If your original state's SR-22 requirement has already expired and you received a clearance letter, you do not need to maintain the old filing. Cancel it immediately and focus solely on satisfying South Carolina's requirement. The risk of dual-state lapse only applies when your original suspension term is still running.

SC SR-22 Filing Period

3 years

South Carolina requires SR-22 filing for three years from the date the SCDMV receives your certificate, regardless of how long you maintained SR-22 in your previous state. The clock resets when you relocate. Any lapse during the three-year period — even a single day — restarts the entire period from zero.

SC Code § 56-10-230

What Happens If You Drive in South Carolina Before Filing

South Carolina does not issue a grace period for relocated drivers. The moment you establish residency — defined as living in the state for more than 90 consecutive days, registering to vote, enrolling children in school, or obtaining employment — you are required to hold a valid South Carolina driver's license and maintain South Carolina liability insurance meeting the state's minimum requirements: $25,000 bodily injury per person, $50,000 bodily injury per accident, and $25,000 property damage. If your out-of-state license is suspended, driving on South Carolina roads with an out-of-state policy that does not include a South Carolina SR-22 certificate filed with the SCDMV is illegal.

If you are stopped during this gap, South Carolina law enforcement will cite you for driving under suspension and driving without proof of insurance. The driving-under-suspension charge is a criminal misdemeanor in South Carolina, carrying up to 30 days in jail and a fine up to $300 for a first offense. The uninsured motorist violation triggers an automatic administrative suspension of your driving privilege in South Carolina, extending your suspension period and requiring an additional reinstatement fee when you eventually clear both violations. These penalties stack on top of your original suspension — you are not replacing the old suspension with a new one, you are adding separate South Carolina violations to an unresolved out-of-state record.

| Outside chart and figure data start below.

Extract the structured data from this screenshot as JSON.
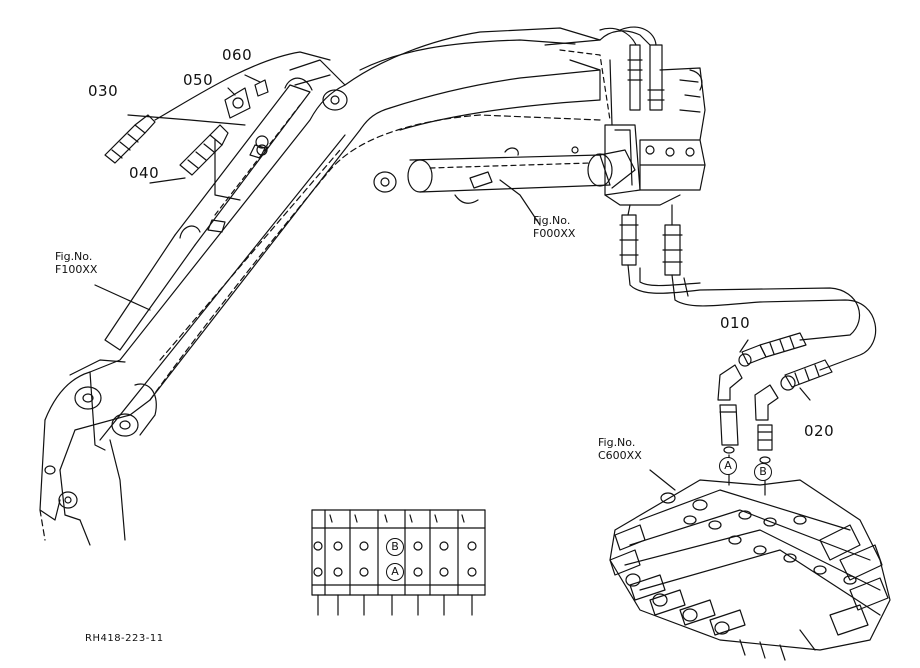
{
  "parts": {
    "p010": "010",
    "p020": "020",
    "p030": "030",
    "p040": "040",
    "p050": "050",
    "p060": "060"
  },
  "figure_refs": {
    "boom": {
      "line1": "Fig.No.",
      "line2": "F100XX"
    },
    "cylinder": {
      "line1": "Fig.No.",
      "line2": "F000XX"
    },
    "valve": {
      "line1": "Fig.No.",
      "line2": "C600XX"
    }
  },
  "port_markers": {
    "a": "A",
    "b": "B"
  },
  "drawing_code": "RH418-223-11"
}
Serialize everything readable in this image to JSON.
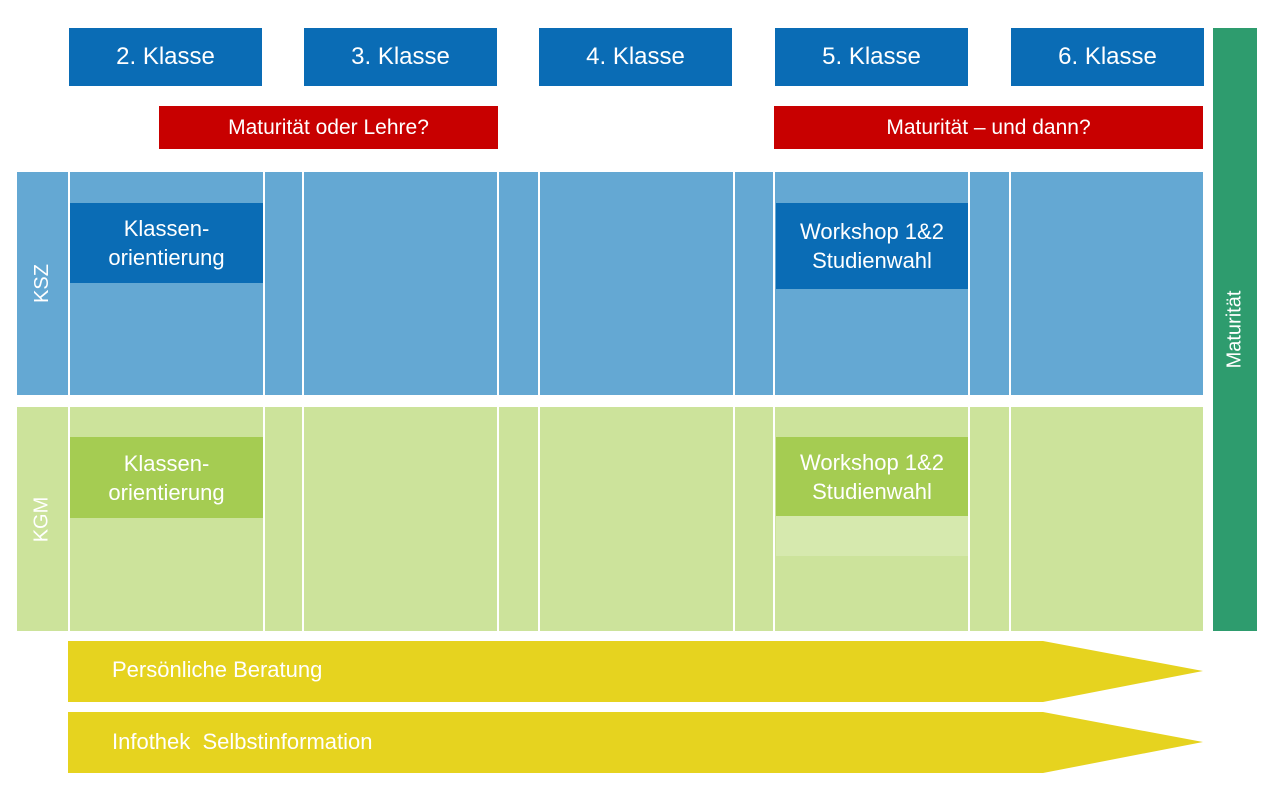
{
  "classes": [
    "2. Klasse",
    "3. Klasse",
    "4. Klasse",
    "5. Klasse",
    "6. Klasse"
  ],
  "banners": {
    "left": "Maturität oder Lehre?",
    "right": "Maturität – und dann?"
  },
  "rows": {
    "ksz": {
      "label": "KSZ",
      "box_left": [
        "Klassen-",
        "orientierung"
      ],
      "box_right": [
        "Workshop 1&2",
        "Studienwahl"
      ]
    },
    "kgm": {
      "label": "KGM",
      "box_left": [
        "Klassen-",
        "orientierung"
      ],
      "box_right": [
        "Workshop 1&2",
        "Studienwahl"
      ]
    }
  },
  "side_label": "Maturität",
  "arrows": {
    "first": "Persönliche Beratung",
    "second": "Infothek  Selbstinformation"
  },
  "colors": {
    "header_blue": "#0a6cb5",
    "banner_red": "#c80000",
    "ksz_row": "#64a8d3",
    "kgm_row": "#cce39b",
    "kgm_box": "#a5cc52",
    "maturitaet_green": "#2e9c6e",
    "arrow_yellow": "#e6d31f"
  }
}
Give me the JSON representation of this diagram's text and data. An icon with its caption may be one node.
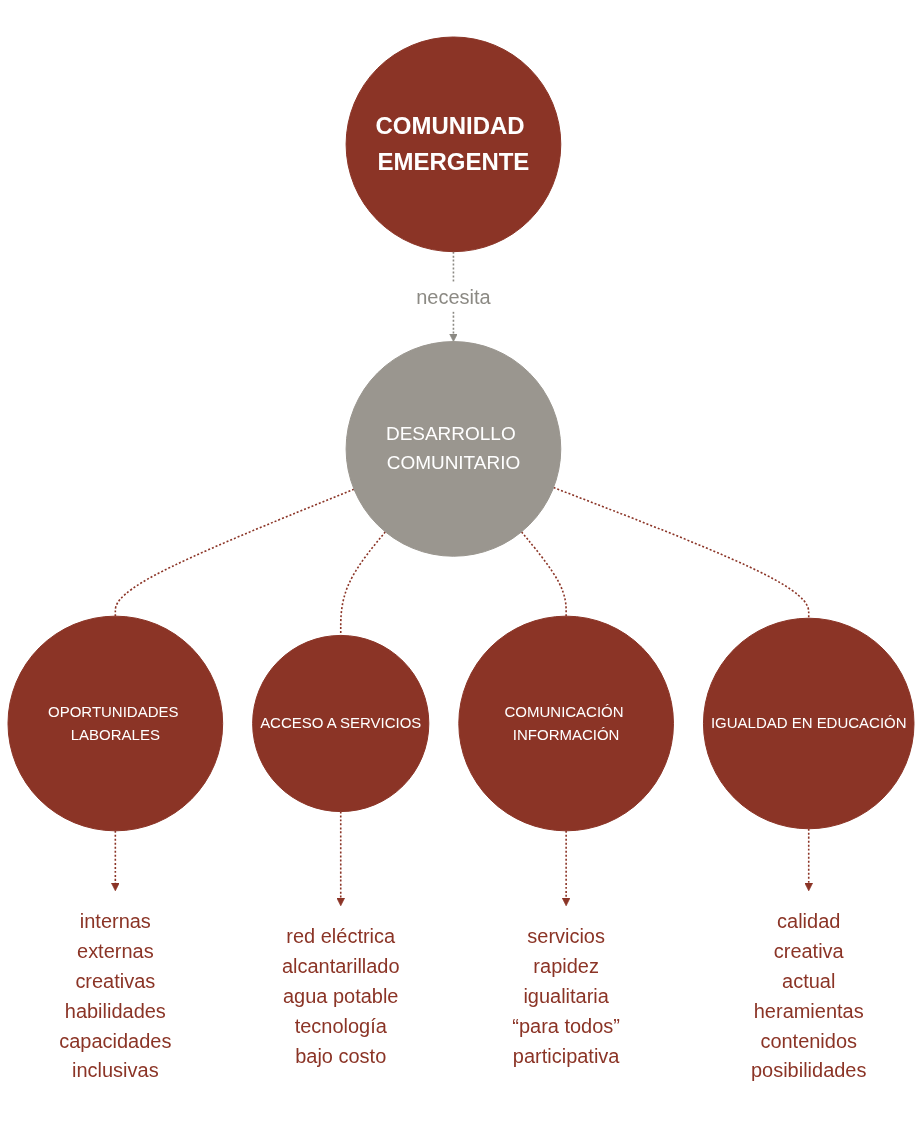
{
  "diagram": {
    "nodes": [
      {
        "text": [
          "COMUNIDAD EMERGENTE"
        ]
      },
      {
        "text": [
          "DESARROLLO COMUNITARIO"
        ]
      },
      {
        "text": [
          "OPORTUNIDADES LABORALES"
        ]
      },
      {
        "text": [
          "ACCESO A SERVICIOS"
        ]
      },
      {
        "text": [
          "COMUNICACIÓN INFORMACIÓN"
        ]
      },
      {
        "text": [
          "IGUALDAD EN EDUCACIÓN"
        ]
      },
      {
        "text": [
          "internas",
          "externas",
          "creativas",
          "habilidades",
          "capacidades",
          "inclusivas"
        ]
      },
      {
        "text": [
          "red eléctrica",
          "alcantarillado",
          "agua potable",
          "tecnología",
          "bajo costo"
        ]
      },
      {
        "text": [
          "servicios",
          "rapidez",
          "igualitaria",
          "“para todos”",
          "participativa"
        ]
      },
      {
        "text": [
          "calidad",
          "creativa",
          "actual",
          "heramientas",
          "contenidos",
          "posibilidades"
        ]
      }
    ],
    "edges": [
      {
        "from": 0,
        "to": 1,
        "arrow": "to",
        "label": "necesita",
        "style": "dashed",
        "color": "#8c8a84"
      },
      {
        "from": 1,
        "to": 2,
        "arrow": "none",
        "style": "dashed"
      },
      {
        "from": 1,
        "to": 3,
        "arrow": "none",
        "style": "dashed"
      },
      {
        "from": 1,
        "to": 4,
        "arrow": "none",
        "style": "dashed"
      },
      {
        "from": 1,
        "to": 5,
        "arrow": "none",
        "style": "dashed"
      },
      {
        "from": 2,
        "to": 6,
        "arrow": "to",
        "style": "dashed"
      },
      {
        "from": 3,
        "to": 7,
        "arrow": "to",
        "style": "dashed"
      },
      {
        "from": 4,
        "to": 8,
        "arrow": "to",
        "style": "dashed"
      },
      {
        "from": 5,
        "to": 9,
        "arrow": "to",
        "style": "dashed"
      }
    ]
  }
}
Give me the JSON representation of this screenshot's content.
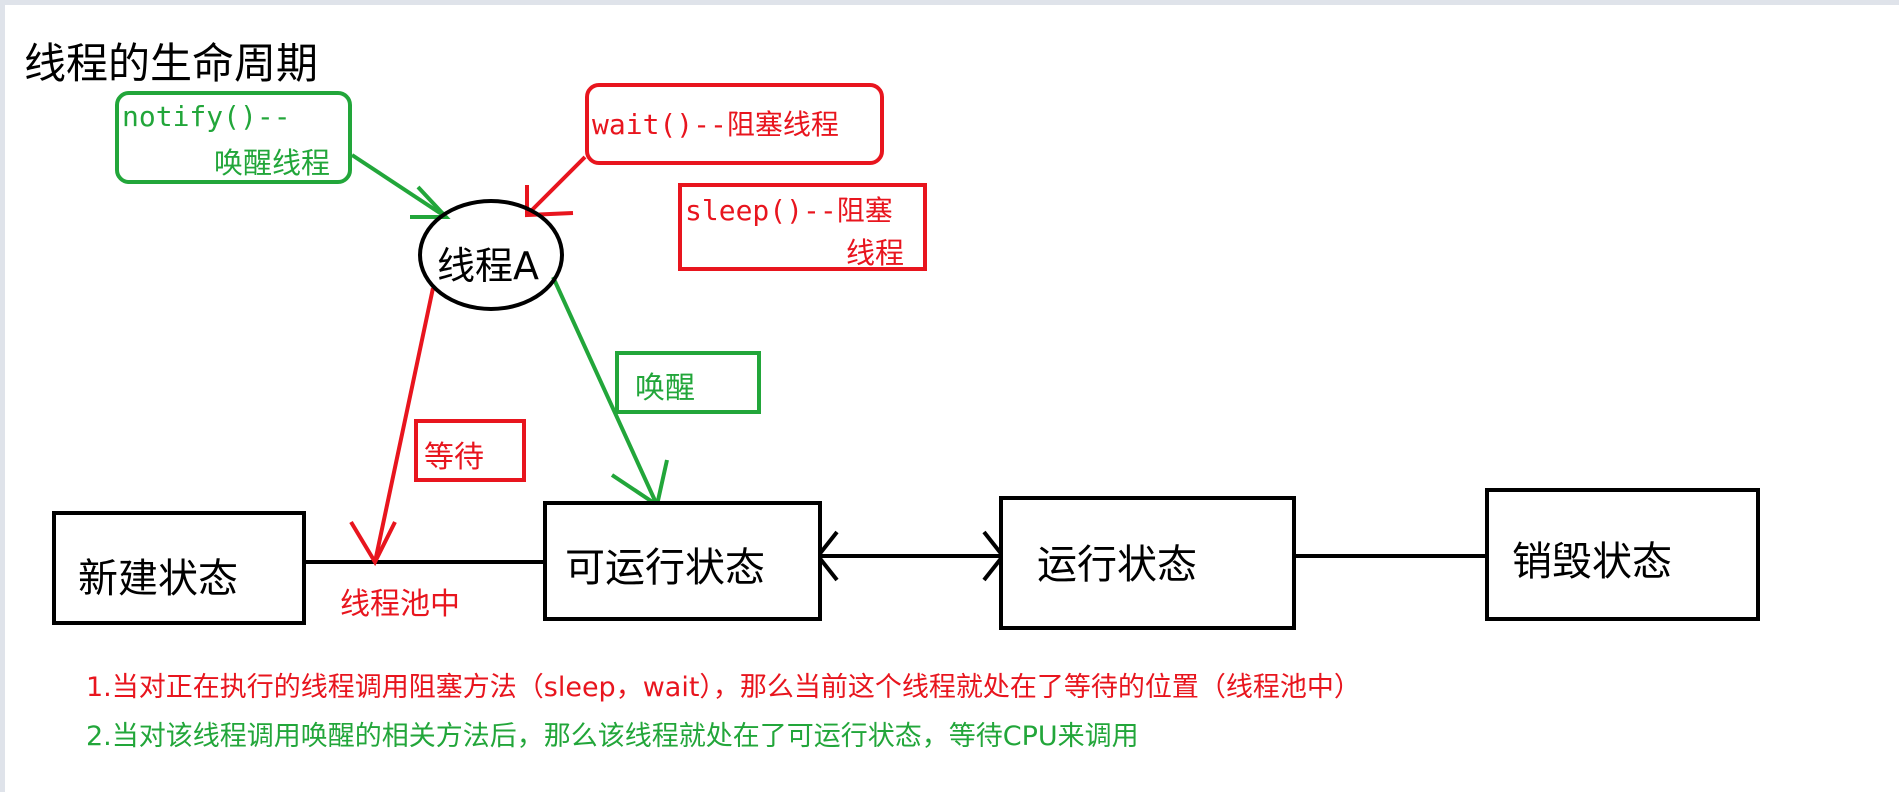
{
  "title": "线程的生命周期",
  "thread": {
    "label": "线程A"
  },
  "callouts": {
    "notify_line1": "notify()--",
    "notify_line2": "唤醒线程",
    "wait": "wait()--阻塞线程",
    "sleep_line1": "sleep()--阻塞",
    "sleep_line2": "线程",
    "wake": "唤醒",
    "wait_short": "等待",
    "pool": "线程池中"
  },
  "states": {
    "new": "新建状态",
    "runnable": "可运行状态",
    "running": "运行状态",
    "destroyed": "销毁状态"
  },
  "notes": [
    "1.当对正在执行的线程调用阻塞方法（sleep，wait），那么当前这个线程就处在了等待的位置（线程池中）",
    "2.当对该线程调用唤醒的相关方法后，那么该线程就处在了可运行状态，等待CPU来调用"
  ],
  "colors": {
    "red": "#e8151e",
    "green": "#22a63a",
    "black": "#000000"
  }
}
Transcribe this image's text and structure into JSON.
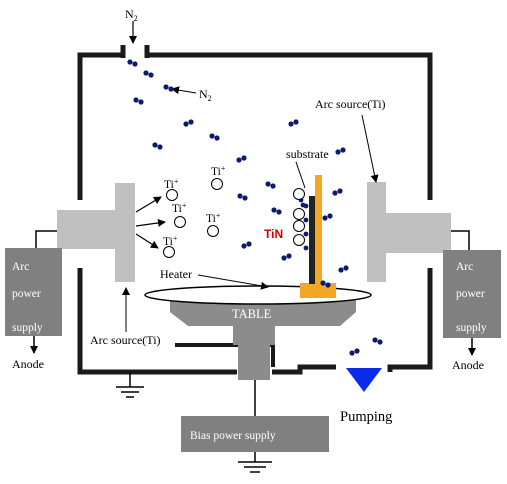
{
  "labels": {
    "n2_inlet": "N",
    "n2_inlet_sub": "2",
    "n2_molecule": "N",
    "n2_molecule_sub": "2",
    "arc_source_right": "Arc source(Ti)",
    "arc_source_left": "Arc source(Ti)",
    "substrate": "substrate",
    "tin": "TiN",
    "heater": "Heater",
    "table": "TABLE",
    "pumping": "Pumping",
    "anode_left": "Anode",
    "anode_right": "Anode",
    "ion_base": "Ti",
    "ion_charge": "+"
  },
  "arc_power_supply_left": {
    "line1": "Arc",
    "line2": "power",
    "line3": "supply"
  },
  "arc_power_supply_right": {
    "line1": "Arc",
    "line2": "power",
    "line3": "supply"
  },
  "bias_power_supply": "Bias power supply",
  "colors": {
    "wall": "#1a1a1a",
    "box_gray": "#808080",
    "source_gray": "#c0c0c0",
    "table_gray": "#8c8c8c",
    "substrate_holder": "#f5a623",
    "molecule": "#0d1b6e",
    "pump_triangle": "#0a2be8",
    "tin_text": "#cc0000"
  }
}
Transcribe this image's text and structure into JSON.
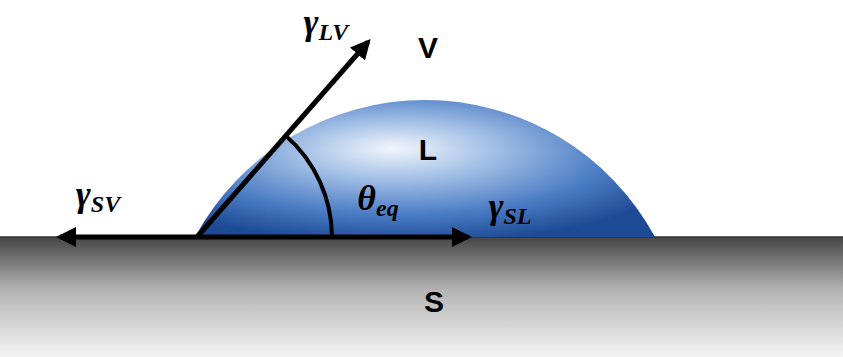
{
  "diagram": {
    "labels": [
      "γLV",
      "V",
      "L",
      "θeq",
      "γSV",
      "γSL",
      "S"
    ]
  }
}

Start With Proof of Residency and a Clearance Letter

Request your suspension clearance letter from your original state's DMV before you contact any South Carolina carriers. The clearance letter confirms what South Carolina needs to see: that your suspension term is complete, that all fines and fees are paid, and that your original state will release your driving record for transfer. Without this letter, the SCDMV cannot process your application, and carriers cannot accurately quote your South Carolina SR-22 premium because they do not know whether additional violations or unpaid obligations remain on your record.

Once you have the clearance letter and proof of South Carolina residency, compare carriers licensed to write SR-22 in South Carolina. Premiums for relocated drivers vary widely because carriers weigh out-of-state violations differently — some treat a DUI from another state as equivalent to a South Carolina DUI, others apply a lighter surcharge, and a few non-standard carriers specialize in out-of-state transfers and price them more competitively than standard-market carriers. Request quotes from at least three carriers, confirm that each quote includes the South Carolina SR-22 certificate filing, and verify the effective date of coverage before you cancel your out-of-state policy. The $100 SCDMV reinstatement fee is due at the time you apply for your South Carolina license, paid separately from your insurance premium.